Homilia no XXXII Domingo Comum B 2024
1.«Para Jesus, tudo o que não seja tudo é nada»! Dissemo-lo há oito dias, quando meditávamos no belo diálogo entre Jesus e o doutor da lei, sobre o mandamento primeiro do amor a Deus ‘com todo o coração, com toda a alma, com todo o entendimento, com todas as forças’. E hoje, o ensinamento de Jesus traduz-se numa imagem, ao vivo, da totalidade dessa entrega, por parte de uma mulher, pobre e viúva. Jesus, sentado como Mestre, como Juiz e como Rei, de frente à Arca do Tesouro, chama a Si os seus discípulos, para que observem não a quantidade, mas a totalidade; não o que cai na caixa do tesouro, mas o que fica no bolso! Para Jesus, o que conta é esta totalidade. Para Jesus, tudo o que não seja tudo é nada! É por isso, que, sem dar nas vistas, salta à vista de Jesus, o gesto humilde daquela viúva. Ela não deu pouco nem muito: simplesmente deu tudo o que tinha para viver! Todos os seus haveres e viveres. Naquele gesto, de extrema liberdade, de verdadeira pobreza, de plena confiança na Providência, esta viúva joga toda a sua vida e não apenas uma parte dela; joga tudo o que tem e não apenas os adereços ou as sobras. Ela dá tudo e não o supérfluo!Dar o que sobra não tem a marca de Deus.

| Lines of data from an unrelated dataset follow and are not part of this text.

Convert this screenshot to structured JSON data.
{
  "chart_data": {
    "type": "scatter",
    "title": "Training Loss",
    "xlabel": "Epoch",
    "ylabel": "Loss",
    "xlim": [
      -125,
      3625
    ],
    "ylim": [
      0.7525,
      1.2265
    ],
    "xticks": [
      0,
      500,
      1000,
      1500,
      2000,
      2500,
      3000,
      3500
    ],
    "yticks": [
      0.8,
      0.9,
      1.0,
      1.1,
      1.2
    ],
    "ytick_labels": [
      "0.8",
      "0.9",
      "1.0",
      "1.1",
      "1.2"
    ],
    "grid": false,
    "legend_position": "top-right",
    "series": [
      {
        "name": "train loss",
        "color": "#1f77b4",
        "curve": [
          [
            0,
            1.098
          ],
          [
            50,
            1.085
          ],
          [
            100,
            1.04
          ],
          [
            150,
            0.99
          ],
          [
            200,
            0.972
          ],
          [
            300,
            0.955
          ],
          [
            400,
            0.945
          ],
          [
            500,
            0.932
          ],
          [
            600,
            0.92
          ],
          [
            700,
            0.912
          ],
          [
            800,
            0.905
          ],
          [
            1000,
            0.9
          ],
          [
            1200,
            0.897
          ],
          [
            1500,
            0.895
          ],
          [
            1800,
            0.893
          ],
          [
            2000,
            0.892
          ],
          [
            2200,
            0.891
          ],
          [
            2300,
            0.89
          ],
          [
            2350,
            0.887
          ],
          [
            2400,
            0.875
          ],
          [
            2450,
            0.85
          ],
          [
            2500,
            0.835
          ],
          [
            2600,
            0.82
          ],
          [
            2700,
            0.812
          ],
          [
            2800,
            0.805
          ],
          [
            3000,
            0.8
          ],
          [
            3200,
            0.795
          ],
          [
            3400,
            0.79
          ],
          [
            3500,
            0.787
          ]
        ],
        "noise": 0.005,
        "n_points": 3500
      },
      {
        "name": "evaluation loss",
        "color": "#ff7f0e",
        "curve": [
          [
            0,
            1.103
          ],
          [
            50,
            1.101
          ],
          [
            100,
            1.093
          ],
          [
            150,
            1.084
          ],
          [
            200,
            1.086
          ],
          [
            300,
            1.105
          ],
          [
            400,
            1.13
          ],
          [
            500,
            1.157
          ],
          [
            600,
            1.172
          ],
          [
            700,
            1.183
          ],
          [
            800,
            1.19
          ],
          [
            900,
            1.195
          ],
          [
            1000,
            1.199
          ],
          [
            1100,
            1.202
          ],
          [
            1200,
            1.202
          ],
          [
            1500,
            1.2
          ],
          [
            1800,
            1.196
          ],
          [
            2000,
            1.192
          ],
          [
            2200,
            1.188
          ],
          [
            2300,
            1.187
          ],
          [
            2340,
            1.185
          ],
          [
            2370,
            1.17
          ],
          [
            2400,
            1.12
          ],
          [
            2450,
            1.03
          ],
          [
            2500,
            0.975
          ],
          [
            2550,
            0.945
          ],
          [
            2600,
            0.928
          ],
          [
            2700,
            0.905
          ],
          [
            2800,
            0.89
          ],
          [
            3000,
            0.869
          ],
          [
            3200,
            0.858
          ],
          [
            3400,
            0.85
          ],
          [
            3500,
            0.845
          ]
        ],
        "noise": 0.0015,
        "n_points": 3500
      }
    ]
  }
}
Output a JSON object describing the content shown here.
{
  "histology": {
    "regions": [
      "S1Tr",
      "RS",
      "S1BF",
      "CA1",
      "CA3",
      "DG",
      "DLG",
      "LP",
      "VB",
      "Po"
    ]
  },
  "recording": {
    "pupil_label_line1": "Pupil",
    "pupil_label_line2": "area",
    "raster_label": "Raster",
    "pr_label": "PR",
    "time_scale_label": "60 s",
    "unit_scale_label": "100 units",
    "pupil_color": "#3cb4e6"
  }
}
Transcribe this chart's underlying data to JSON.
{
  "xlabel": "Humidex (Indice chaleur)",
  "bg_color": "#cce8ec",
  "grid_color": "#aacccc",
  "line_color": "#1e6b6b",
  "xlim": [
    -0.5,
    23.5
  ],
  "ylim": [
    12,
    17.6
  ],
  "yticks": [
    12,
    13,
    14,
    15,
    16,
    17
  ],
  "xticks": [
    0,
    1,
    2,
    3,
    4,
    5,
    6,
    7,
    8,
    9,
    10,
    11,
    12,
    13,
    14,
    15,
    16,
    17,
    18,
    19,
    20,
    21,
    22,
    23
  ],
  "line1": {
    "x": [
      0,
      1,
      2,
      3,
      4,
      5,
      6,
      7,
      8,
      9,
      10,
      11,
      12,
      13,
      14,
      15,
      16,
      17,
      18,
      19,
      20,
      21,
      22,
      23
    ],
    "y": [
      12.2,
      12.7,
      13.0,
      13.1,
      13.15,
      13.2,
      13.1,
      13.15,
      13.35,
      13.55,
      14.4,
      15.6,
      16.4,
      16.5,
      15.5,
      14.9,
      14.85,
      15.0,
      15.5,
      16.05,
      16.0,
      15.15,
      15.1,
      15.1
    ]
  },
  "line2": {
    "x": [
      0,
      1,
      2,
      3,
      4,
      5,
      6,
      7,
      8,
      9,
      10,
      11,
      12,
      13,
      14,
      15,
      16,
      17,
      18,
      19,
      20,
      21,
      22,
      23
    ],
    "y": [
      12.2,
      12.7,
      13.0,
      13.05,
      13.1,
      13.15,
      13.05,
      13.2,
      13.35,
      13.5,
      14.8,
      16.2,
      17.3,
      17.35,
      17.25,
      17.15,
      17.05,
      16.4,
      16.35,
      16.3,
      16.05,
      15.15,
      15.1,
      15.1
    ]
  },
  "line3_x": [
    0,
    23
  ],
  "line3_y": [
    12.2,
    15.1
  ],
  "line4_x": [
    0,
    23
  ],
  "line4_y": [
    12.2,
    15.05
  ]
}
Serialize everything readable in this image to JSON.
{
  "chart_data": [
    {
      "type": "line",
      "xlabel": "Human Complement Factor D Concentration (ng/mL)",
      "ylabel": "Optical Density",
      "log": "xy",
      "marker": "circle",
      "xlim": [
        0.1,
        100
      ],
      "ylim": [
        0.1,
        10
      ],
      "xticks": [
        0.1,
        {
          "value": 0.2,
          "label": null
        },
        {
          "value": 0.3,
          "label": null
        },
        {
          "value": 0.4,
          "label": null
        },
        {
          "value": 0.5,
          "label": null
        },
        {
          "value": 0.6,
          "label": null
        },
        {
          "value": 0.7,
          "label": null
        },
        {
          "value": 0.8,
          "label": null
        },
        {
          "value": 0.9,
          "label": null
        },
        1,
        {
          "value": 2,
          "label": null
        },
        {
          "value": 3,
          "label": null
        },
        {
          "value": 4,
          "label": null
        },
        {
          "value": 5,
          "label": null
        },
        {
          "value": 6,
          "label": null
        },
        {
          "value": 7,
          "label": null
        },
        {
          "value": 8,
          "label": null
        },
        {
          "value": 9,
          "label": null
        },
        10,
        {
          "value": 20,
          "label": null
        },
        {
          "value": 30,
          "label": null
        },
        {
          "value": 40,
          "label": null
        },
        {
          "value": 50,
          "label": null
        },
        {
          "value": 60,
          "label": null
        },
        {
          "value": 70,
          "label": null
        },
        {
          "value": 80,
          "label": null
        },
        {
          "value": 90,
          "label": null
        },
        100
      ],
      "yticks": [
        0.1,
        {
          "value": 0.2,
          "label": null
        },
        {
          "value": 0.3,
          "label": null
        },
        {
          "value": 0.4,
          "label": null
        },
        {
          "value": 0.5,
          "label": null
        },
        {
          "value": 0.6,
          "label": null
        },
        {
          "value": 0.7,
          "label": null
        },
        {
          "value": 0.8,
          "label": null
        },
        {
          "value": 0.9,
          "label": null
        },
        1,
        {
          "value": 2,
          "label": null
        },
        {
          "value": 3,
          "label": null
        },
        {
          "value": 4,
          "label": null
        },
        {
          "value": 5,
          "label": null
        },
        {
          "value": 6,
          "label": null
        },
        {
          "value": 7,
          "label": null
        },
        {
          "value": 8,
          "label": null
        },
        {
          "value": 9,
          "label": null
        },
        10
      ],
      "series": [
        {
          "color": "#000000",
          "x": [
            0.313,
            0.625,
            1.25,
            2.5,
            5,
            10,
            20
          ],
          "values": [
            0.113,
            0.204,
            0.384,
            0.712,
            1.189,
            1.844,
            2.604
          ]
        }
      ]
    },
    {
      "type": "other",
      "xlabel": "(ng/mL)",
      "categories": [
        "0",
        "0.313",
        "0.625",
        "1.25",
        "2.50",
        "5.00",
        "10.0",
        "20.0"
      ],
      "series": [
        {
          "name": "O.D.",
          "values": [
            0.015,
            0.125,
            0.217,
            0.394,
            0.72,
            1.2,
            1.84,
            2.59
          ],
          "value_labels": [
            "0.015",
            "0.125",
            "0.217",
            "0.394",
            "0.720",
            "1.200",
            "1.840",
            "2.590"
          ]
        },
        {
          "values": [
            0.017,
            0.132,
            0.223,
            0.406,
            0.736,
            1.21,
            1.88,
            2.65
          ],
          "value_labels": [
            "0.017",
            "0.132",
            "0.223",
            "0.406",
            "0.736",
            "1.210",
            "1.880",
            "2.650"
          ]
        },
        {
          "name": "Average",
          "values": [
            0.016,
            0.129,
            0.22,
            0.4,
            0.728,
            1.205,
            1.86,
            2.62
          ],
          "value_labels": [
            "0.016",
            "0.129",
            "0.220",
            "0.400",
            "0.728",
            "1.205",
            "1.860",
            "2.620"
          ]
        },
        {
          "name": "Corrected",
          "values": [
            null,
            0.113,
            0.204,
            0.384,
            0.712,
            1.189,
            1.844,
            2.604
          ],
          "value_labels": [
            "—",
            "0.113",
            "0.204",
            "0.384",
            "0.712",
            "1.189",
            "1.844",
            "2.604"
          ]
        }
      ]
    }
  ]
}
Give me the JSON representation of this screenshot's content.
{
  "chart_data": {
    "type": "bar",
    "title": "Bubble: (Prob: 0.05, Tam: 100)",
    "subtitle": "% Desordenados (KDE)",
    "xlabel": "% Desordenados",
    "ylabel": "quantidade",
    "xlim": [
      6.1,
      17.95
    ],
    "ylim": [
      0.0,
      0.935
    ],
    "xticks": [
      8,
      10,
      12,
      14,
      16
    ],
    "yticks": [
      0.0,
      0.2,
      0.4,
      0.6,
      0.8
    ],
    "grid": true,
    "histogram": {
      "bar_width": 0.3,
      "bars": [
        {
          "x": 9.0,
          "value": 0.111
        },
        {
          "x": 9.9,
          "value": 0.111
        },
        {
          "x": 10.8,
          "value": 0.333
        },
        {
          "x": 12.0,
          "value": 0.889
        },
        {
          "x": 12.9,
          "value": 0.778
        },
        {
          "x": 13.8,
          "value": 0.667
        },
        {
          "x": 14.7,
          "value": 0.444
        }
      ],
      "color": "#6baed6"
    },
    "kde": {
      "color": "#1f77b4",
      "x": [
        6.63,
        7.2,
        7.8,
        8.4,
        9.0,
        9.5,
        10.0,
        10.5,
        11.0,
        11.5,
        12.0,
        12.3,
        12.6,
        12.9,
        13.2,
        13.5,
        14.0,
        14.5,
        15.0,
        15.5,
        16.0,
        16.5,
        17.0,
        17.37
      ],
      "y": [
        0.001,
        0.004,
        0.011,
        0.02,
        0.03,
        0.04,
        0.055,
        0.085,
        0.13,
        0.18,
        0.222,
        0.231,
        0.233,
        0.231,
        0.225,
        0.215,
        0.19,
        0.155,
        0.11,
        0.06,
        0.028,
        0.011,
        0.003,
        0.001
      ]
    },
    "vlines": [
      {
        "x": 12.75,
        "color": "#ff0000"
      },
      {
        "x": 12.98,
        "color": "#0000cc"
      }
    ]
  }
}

2.Neste sentido, podemos dizer que o gesto da mulher, pobre e viúva, é um gesto profético que anuncia a suprema entrega de Jesus, na Cruz, Ele que não reservou nada para Si, mas Se ofereceu a Si mesmo, de uma vez por todas, por todos (Ef 5,2)e por mim (Gl 2,20). Este é o grande desafio colocado aos discípulos: seguir Cristo, oferecendo a vida toda por toda a vida, dando tudo, jogando tudo, arriscando tudo, nas mãos de Deus, pela vida dos outros. E, mais uma vez, – vede bem – o bom exemplo de uma dádiva total vem precisamente de uma mulher, que nem sequer podia ir além do átrio do Templo. É desta mulher que os discípulos recebem o testemunho do dom de Cristo, do seu sacerdócio.
3.Queridos irmãos e irmãs: nesta perspetiva da totalidade do dom da vida, valeria a pena refletirmos as causas da diminuição de candidatos ao ministério presbiteral nos nossos Seminários. Poderemos ser levados a pensar que este ministério deva ser acessível também a homens casados, de vida cristã comprovada. E teremos tantos! Mas faltará saber se os próprios, as esposas e os filhos estarão dispostos a comprometer o matrimónio e a família na radicalidade desta doação. Poderemos pensar em reconhecer às mulheres o direito a um mais amplo espaço nos lugares de liderança e de decisão na Igreja e, por que não, em abrir-lhes a porta do diaconado permanente. São perspetivas em aberto, a sinodalizar, na escuta à voz do Espírito Santo, que nos está a dar sinais de imperiosa mudança de rumo.
4.Mas não nos iludamos, irmãos e irmãs: a montante desta diminuição de respostas ao chamamento sacerdotal está uma crise da dádiva, na vida de tantos batizados; está o medo e a desconfiança em relação a uma entrega total, exclusiva e definitiva no matrimónio; está a diminuição drástica do número de filhos, quando não a sua substituição por animais de estimação; está a demissão da família cristã, como correia e correio de transmissão da fé; está a diminuição da prática dominical e o esquecimento da oração pessoal; está a alergia ao espírito de sacrifício e de serviço desinteressado. Numa profissão, no matrimónio, no serviço à Igreja, na vocação consagrada ou no ministério sacerdotal, a questão é esta: que posso esperar de quem não está disposto a dar a vida toda por toda a vida? Praticamente nada!
5.Eis porque é bem atual o apelo do poeta Ricardo Reis: “Para ser grande, sê inteiro. Sê todo em cada coisa. Põe quanto és no mínimo que fazes”. É essa a justa medida da nossa resposta desmedida ao dom de Deus: precisamos de homens e mulheres que se deem com tudo e com todos, para o bem de todos!